| 要旨トップ | 目次 | 日本生態学会第70回全国大会 (2023年3月、仙台) 講演要旨
ESJ70 Abstract


一般講演(ポスター発表) P1-061  (Poster presentation)

カニ類における進行方向と形態の関係性の解明【A】
Relationship between movement direction and morphology of Brachyuran crabs【A】

*井上翼(長崎大学・院・水環), 谷口隼也(長崎大学・院・水環), Jung-Fu HUNG(NKUST), 水元惟暁(OIST), 平井厚志(エビとカニの水族館), 竹下文雄(いのちのたび博物館), 佐藤武宏(生命の星・地球博物館), 河端雄毅(長崎大学・院・水環)
*Tsubasa INOUE(Glad. Sch., Nagasaki Univ.), Junya TANIGUCHI(Glad. Sch., Nagasaki Univ.), Jung-Fu HUNG(NKUST), Nobuaki MIZUMOTO(OIST), Atsushi HIRAI(Susami Crustacean Aquarium), Fumio TAKESHITA(Kitakyusyu Mus. of NH and HH), Takehiro SATO(Kanagawa Pref. Mus. of NH), Yuuki KAWABATA(Glad. Sch., Nagasaki Univ.)
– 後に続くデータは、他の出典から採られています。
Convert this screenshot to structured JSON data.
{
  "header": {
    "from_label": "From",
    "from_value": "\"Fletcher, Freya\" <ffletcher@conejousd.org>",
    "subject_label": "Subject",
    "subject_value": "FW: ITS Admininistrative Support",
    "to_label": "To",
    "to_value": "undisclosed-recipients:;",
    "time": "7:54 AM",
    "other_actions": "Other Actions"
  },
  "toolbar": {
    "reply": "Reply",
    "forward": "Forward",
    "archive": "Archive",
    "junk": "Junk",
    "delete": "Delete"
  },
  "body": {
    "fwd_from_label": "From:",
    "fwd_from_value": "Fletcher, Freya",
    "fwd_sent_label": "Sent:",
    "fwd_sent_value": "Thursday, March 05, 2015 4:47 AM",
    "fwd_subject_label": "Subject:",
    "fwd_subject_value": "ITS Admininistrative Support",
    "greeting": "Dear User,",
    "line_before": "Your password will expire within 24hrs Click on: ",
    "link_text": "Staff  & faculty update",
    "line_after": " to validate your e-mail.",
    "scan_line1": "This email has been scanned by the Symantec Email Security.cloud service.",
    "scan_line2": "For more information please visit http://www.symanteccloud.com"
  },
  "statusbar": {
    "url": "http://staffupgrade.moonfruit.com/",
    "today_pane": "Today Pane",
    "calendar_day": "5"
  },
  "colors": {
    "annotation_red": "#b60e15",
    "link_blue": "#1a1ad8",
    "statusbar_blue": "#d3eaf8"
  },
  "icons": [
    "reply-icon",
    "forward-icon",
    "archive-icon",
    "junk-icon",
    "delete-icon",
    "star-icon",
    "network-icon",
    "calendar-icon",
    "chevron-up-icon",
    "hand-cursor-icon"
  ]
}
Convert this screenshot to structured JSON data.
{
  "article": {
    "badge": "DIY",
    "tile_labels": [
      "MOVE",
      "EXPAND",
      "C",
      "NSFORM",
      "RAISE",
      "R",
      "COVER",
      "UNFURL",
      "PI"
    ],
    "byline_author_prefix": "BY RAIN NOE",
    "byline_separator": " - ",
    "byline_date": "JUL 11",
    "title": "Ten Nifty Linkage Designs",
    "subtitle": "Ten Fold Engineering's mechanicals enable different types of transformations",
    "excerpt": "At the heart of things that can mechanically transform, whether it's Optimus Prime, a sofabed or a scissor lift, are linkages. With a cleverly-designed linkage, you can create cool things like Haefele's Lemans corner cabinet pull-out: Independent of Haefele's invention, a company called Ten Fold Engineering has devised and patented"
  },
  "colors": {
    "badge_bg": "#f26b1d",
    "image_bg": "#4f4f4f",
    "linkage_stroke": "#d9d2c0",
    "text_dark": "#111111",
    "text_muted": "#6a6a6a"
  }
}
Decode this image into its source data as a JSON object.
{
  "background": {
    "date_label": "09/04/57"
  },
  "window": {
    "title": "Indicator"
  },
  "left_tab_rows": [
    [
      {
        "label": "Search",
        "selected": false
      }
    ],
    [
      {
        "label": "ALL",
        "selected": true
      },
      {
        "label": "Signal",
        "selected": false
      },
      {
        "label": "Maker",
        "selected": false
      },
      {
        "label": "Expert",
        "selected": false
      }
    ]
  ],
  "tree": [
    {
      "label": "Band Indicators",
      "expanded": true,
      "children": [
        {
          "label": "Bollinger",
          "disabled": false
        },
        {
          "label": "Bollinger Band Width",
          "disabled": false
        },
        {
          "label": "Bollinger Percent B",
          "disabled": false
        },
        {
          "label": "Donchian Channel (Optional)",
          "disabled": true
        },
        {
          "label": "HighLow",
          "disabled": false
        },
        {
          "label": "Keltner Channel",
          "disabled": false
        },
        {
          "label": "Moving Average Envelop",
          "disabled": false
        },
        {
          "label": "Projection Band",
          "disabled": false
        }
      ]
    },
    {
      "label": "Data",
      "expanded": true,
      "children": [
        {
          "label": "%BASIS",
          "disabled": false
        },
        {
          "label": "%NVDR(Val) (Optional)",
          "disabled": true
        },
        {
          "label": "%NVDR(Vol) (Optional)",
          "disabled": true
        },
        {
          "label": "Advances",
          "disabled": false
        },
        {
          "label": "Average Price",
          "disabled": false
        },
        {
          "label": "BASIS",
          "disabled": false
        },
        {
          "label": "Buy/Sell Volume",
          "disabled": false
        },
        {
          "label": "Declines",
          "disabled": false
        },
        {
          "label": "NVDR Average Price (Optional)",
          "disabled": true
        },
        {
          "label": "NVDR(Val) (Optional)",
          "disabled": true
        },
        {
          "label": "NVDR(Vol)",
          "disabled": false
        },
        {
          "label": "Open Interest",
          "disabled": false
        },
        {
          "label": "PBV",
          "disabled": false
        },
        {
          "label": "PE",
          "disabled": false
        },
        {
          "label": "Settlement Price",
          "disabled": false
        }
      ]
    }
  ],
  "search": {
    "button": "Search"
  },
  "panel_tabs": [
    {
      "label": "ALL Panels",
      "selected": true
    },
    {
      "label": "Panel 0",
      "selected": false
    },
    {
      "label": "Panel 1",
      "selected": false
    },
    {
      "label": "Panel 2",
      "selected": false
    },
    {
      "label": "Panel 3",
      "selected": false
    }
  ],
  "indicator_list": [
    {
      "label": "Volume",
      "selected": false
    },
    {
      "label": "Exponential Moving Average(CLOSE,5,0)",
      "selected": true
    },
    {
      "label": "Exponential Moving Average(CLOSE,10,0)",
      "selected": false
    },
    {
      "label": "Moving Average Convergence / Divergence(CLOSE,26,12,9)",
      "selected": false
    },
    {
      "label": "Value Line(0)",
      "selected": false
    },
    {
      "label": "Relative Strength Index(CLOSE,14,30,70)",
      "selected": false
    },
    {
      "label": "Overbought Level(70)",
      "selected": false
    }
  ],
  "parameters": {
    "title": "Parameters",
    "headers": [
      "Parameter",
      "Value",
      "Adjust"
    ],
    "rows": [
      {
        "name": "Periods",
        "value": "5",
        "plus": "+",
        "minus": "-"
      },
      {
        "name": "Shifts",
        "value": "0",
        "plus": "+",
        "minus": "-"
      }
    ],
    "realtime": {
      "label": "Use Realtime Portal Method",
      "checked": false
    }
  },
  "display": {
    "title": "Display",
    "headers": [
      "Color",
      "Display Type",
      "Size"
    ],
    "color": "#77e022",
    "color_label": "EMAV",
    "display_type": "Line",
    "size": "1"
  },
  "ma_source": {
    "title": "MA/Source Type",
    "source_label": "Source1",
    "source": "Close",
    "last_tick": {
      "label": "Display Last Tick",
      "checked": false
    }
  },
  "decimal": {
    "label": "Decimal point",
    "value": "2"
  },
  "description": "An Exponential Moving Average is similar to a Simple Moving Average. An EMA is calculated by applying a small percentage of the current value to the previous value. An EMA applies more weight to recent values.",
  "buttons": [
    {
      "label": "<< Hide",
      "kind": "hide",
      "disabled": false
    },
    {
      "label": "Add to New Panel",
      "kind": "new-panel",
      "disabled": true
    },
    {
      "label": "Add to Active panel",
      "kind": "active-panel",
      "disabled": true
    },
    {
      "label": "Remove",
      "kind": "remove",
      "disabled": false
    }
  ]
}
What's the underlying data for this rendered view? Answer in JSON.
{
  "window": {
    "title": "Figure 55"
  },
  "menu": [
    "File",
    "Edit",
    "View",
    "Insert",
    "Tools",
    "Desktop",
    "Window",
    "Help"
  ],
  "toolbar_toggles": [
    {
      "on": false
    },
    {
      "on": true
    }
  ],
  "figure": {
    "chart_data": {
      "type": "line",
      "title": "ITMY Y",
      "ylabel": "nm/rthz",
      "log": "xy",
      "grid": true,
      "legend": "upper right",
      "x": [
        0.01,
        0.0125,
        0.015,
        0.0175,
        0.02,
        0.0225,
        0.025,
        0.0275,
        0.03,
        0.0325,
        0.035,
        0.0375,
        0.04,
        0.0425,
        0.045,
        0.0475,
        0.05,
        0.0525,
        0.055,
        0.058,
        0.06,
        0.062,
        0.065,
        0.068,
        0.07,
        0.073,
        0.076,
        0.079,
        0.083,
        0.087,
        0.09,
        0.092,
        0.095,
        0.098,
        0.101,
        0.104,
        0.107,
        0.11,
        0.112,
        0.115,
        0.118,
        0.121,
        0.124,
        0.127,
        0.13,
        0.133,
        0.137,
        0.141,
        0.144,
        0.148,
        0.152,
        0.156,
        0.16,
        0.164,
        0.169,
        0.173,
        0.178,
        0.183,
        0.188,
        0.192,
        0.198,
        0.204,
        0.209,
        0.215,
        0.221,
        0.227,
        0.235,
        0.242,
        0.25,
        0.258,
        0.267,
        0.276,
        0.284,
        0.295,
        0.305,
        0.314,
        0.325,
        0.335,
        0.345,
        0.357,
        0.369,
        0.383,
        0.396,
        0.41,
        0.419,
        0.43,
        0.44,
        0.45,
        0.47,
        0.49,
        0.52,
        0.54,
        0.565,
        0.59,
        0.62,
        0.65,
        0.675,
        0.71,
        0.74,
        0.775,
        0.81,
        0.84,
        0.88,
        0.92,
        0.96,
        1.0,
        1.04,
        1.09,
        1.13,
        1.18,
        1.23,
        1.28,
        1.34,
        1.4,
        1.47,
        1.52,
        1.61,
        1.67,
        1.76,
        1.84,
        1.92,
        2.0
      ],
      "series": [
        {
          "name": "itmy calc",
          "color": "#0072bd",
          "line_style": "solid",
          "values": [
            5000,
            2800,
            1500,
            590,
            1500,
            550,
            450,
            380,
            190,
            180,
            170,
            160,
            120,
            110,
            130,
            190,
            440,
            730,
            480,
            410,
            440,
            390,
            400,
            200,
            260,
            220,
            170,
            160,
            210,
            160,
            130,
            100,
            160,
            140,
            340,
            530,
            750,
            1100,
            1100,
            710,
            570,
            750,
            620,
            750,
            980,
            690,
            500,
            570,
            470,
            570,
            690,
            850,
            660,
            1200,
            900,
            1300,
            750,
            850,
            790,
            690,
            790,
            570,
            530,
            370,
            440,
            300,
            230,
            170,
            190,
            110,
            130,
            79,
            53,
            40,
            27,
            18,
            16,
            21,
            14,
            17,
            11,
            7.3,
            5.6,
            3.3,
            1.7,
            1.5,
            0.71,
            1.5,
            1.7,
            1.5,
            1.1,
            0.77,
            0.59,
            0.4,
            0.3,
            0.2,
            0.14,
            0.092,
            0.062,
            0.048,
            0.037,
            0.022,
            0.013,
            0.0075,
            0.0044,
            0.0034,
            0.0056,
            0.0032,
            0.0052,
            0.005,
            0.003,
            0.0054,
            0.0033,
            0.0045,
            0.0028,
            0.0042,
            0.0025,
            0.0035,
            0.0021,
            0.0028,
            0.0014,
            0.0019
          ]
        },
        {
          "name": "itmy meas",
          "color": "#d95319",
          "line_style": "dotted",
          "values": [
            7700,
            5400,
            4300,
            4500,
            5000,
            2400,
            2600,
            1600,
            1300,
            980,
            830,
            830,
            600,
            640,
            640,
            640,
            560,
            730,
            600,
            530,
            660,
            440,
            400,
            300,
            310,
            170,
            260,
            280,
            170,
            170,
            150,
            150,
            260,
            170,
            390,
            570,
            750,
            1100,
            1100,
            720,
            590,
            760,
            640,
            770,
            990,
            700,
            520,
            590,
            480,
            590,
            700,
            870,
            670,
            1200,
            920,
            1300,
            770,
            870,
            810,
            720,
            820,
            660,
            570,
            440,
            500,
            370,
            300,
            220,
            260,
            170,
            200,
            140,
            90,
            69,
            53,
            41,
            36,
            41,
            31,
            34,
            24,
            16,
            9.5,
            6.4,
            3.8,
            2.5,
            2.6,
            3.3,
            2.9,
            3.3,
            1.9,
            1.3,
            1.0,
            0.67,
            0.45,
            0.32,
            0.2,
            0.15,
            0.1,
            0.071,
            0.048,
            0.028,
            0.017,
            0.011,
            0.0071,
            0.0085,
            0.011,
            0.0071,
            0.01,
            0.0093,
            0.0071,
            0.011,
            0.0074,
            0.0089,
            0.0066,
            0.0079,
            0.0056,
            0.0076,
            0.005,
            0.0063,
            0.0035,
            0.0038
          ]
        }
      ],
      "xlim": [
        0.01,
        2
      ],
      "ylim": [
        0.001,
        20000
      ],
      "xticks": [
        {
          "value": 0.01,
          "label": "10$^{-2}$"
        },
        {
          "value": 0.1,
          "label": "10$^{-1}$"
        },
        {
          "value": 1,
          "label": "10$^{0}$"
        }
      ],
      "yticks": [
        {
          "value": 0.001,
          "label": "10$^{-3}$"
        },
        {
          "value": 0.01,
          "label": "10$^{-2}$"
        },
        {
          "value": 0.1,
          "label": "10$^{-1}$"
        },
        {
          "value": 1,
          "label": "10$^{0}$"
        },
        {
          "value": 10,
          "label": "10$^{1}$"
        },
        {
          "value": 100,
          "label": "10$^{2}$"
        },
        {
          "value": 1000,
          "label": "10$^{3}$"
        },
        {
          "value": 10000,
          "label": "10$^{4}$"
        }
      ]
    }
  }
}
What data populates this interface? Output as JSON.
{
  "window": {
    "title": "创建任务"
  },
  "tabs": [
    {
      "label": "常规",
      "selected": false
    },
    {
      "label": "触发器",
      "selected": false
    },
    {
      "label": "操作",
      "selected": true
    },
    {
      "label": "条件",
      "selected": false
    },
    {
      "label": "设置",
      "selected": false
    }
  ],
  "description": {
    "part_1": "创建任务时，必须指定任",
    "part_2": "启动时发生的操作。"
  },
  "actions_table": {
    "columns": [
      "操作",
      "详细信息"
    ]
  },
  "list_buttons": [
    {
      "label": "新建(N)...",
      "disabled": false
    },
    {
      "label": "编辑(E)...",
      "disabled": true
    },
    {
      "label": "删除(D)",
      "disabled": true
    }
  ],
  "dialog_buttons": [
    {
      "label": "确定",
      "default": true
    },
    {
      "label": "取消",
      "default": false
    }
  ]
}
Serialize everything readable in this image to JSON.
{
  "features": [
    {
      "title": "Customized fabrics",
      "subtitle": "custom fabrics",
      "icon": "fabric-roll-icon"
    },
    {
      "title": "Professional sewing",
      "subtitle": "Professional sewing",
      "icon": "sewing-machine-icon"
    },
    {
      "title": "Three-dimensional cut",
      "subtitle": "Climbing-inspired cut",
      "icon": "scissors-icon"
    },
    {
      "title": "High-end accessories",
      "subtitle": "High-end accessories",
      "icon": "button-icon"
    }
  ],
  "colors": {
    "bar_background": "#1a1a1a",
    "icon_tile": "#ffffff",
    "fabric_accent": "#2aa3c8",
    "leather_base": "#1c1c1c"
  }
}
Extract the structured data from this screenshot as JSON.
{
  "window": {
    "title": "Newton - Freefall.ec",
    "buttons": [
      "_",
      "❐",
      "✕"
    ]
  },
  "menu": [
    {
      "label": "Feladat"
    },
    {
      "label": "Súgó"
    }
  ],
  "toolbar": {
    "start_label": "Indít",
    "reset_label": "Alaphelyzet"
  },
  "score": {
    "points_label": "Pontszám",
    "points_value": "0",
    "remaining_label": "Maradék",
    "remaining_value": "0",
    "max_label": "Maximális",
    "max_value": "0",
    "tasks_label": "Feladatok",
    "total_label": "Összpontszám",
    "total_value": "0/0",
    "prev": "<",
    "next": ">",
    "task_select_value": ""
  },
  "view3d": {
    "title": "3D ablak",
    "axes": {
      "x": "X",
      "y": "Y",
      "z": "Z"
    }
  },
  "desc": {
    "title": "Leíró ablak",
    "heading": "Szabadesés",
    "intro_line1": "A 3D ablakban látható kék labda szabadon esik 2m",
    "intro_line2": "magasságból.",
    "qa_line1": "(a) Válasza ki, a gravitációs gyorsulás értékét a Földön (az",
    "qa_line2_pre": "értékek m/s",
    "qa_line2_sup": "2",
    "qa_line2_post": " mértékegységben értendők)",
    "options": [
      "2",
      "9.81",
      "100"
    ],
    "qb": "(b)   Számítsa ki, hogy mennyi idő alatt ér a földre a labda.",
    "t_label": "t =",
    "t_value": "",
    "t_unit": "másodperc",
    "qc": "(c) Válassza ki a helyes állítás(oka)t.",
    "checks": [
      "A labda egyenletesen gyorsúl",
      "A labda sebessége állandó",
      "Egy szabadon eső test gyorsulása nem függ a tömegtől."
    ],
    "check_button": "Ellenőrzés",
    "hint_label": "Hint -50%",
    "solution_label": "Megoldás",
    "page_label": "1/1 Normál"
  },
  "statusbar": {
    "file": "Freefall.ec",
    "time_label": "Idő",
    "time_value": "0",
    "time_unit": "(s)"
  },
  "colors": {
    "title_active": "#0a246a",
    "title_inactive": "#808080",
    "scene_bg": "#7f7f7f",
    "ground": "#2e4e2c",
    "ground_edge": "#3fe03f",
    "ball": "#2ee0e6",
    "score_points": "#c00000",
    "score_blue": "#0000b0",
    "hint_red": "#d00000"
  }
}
カニ(Brachyura)は一般的に横歩きをする動物として広く知られているが、そのようなカニの中にも、多くの動物と同じように前方向に移動する種も存在する。このような進行方向の違いは、体形や歩脚などの形態と関係すると考えられるが、横歩きのカニと前歩きのカニの形態を定量的に比較した研究は、横歩きと前歩きのカニ1種ずつを用いて行った1例(Vidal-Gadeaら, 2008)しか存在しない。そこで本研究では、複数の種を用いて定量的に比較することで、前歩き、横歩きそれぞれの形態的特徴を明らかにすることを目的とした。
 まず、各種カニの進行方向を類別するために、カニの生体を用いて行動観察実験を行った。円形プール(以下水槽)に実験個体となるカニ1個体を収容し、10分間自由に移動させ、その様子をビデオカメラで水槽の真上から撮影した。この映像を基に各種の進行方向を類別した。続いて、博物館に収蔵されている液浸標本から頭胸部(甲殻)と脚部の計27項目の形態形質を測定した。進行方向と形態形質のデータが得られた74種を含んだ系統樹を遺伝子情報および文献から作成し、進行方向と形態形質の関係性を系統一般化最小二乗法(PGLS)により評価した。
 その結果、前歩きを行う種は横歩きの種に比べ、甲幅に対する甲⻑の⽐率と甲サイズに対する体⾼の⽐率が高いことが分かった。これは、前歩きの種が横歩きの種に比べて頭胸部が縦長で、分厚いことを意味する。さらに、前歩きを行う種は横歩きの種に比べ第1歩脚から第3歩脚の底節・腕節が長く、第1歩脚については長節・指節も長かった。これらの結果は、前歩き種の歩脚の位置関係や、前歩き種の運動特性(Vidal-Gadeaら, 2008)と関係していると考えられる。以上から、カニは系統的位置に関わらず、進行方向に応じた特徴的な形態を有していることが示唆された。